Authors Jeff Volek and Stephen Phinney use the
phrase “carbohydrate intolerance” seven times in their introduction to one of
my favorite books, “The Art and Science of Low Carbohydrate Living.”
They’re telling us something. They’re want to replace the medical term
Impaired Glucose Tolerance (IGT) with “carbohydrate intolerance” to make it more
“accessible,” and I think that’s a great idea.
IGT involves hormones, enzymes and cell receptors,
and unless you’re a molecular biologist, these terms make the eyes glaze over.
Besides, the biological actions that occur within the body are autonomic,
whereas for the most part, we eat food consciously. And we don’t eat glucose. We eat carbs. Our digestive
system breaks down all carbs,
including all simple sugars and all complex carbohydrates (starches),
into single molecules, most of them glucose.

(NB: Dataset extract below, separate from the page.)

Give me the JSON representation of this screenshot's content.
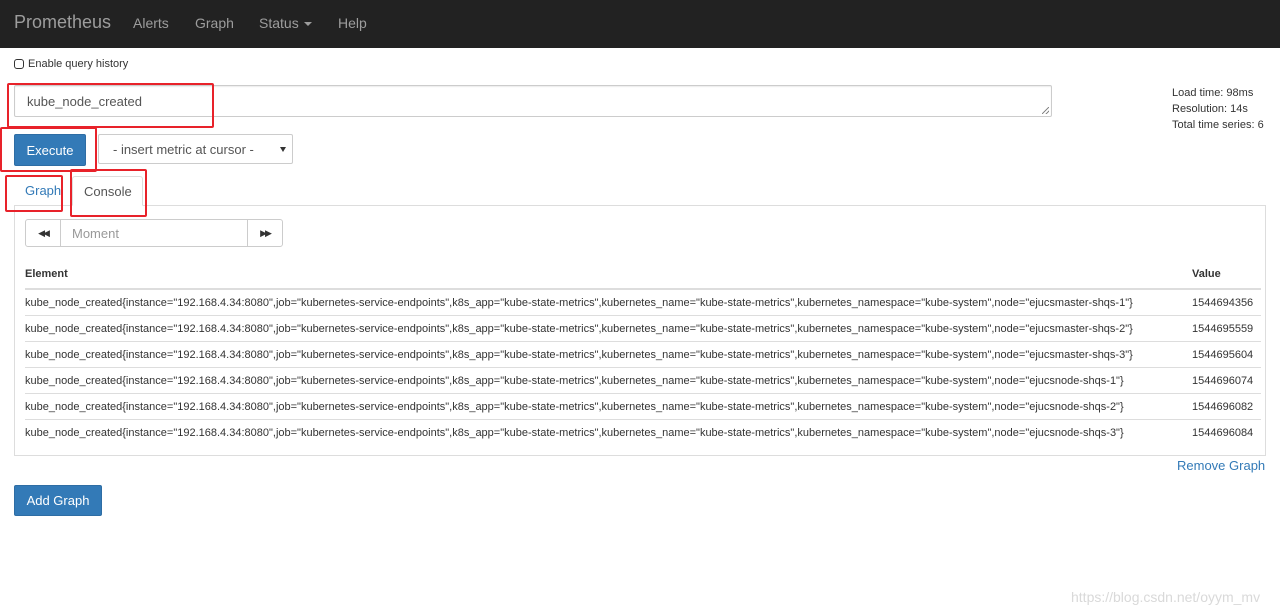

So, “carbohydrate intolerance” is an excellent
way to describe the common disorder that increasing numbers of people have to eating
ALL carbs. I am stressing all carbs because of the popular disinformation campaigns 1) to distinguish
between simple sugars (mono and disaccharides) and “complex” carbohydrates, or
polysaccharides (starches), and 2) consider processed carbs (like white flour)

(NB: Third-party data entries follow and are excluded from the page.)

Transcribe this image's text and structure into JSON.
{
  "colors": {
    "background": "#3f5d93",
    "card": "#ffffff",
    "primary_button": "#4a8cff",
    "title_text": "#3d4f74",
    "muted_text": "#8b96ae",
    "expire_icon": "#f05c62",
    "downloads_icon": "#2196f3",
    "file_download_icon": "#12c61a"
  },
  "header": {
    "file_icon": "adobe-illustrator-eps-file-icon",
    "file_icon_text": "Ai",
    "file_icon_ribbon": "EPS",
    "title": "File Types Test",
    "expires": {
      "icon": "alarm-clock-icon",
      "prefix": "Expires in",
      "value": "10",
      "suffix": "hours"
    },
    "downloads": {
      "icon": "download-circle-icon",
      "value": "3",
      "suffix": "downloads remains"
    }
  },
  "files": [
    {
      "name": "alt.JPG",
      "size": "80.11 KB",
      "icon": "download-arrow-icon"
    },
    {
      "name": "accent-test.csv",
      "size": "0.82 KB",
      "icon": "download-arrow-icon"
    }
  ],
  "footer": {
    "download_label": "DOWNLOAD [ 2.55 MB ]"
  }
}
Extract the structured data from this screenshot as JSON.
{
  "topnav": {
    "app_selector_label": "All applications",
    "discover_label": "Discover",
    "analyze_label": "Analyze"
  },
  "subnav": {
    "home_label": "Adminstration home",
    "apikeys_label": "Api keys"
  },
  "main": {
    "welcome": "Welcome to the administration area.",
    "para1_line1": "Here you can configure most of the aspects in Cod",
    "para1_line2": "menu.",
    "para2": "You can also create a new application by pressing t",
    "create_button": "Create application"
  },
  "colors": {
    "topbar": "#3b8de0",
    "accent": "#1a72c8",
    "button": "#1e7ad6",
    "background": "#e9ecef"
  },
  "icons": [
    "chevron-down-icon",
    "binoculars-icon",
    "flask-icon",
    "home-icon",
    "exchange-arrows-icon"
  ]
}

as preferable to “added sugar” and 3) to differentiate “natural sugars” (as in
fruit) from “added” sugars. Sure, whole
fruits (not fruit juices) contain small amounts of fiber, but they’re all sugar,
folks! They’re all glucose in the blood, where they all get to sooner or later,
mostly sooner.
It is true that table sugar and fruit sugar is sucrose
and breaks down to 50% glucose and 50% fructose. And that fructose is
metabolized differently than glucose; It is diverted to the liver where it is
detoxified and frequently stored as fat.) And that all “complex” carbohydrates (starches) break down and are
absorbed in the blood as glucose. All glucose will raise
blood sugar in the same way, but some complex carbohydrates will raise blood
sugar more quickly and higher that sucrose. Example: a slice of bread vs. an
apple, a banana or a glass of orange juice.
Another extreme example of misinformation about
nutrition is this stupid print advertisement, written by a Registered
Dietitian, in a NYS apple growers association: “The complex carbohydrates in
apples give your body a longer, more even energy boost compared to high-sugar
snacks.” That is false. Utter nonsense. There are no complex carbohydrates in an apple. An apple is 86% water, 3%
(indigestible) fiber and 11% simple sugars (67%
fructose/33%glucose, when digested). An apple is, in fact, just
a delicious high-sugar, high-fructose ‘candy bar’.
So, I applaud the initiative of Volek and Phinney
to create a user-friendly “buzz word” to describe the condition that affects a large
and rapidly growing “cohort” of the population – those who from eating a
“Western Diet,” have succumbed to the common condition known as Metabolic
Syndrome. We are the Carbohydrate Intolerant.
We are also the obese, or as the case may be, the
overweight. Our metabolisms are broken. We make fat and eat for energy when we should be burning body fat for
energy. We are also the hypertensive. And we are the ones with “high
cholesterol,” diagnosed as high Cholesterol and high LDL (because LDL can be treated
with a statin). Whereas, in fact, we have a more difficult-to-treat form of high
cholesterol characterized by low HDL and high triglycerides.
The first step is to recognize yourself – to know that you are a member of this “cohort”
that has an association with being obese or
overweight, has high blood pressure
(because you’re overweight), and has high blood sugar, and high “cholesterol.”
And that having all these indications puts you at much higher risk of death or another morbid outcome. Are you
motivated yet? Will you accept that you
and your doctor have failed
to reverse these markers?
A reasoned approach, on the other hand, would be to
try a different diet. If you are a Type 2 or even prediabetic, or just
overweight and have high blood pressure, you and your doctor already know that carbohydrates raise your blood sugar.
That means, YOU ARE CARBOHYDRATE INTOLERANT! Accept it, and then do something about it!
The consequences of
carbohydrate restriction vary, but in general individuals who recognize, accept,
and deal with carbohydrate intolerance report weight loss and greatly improved
health and quality of life. Why not try it?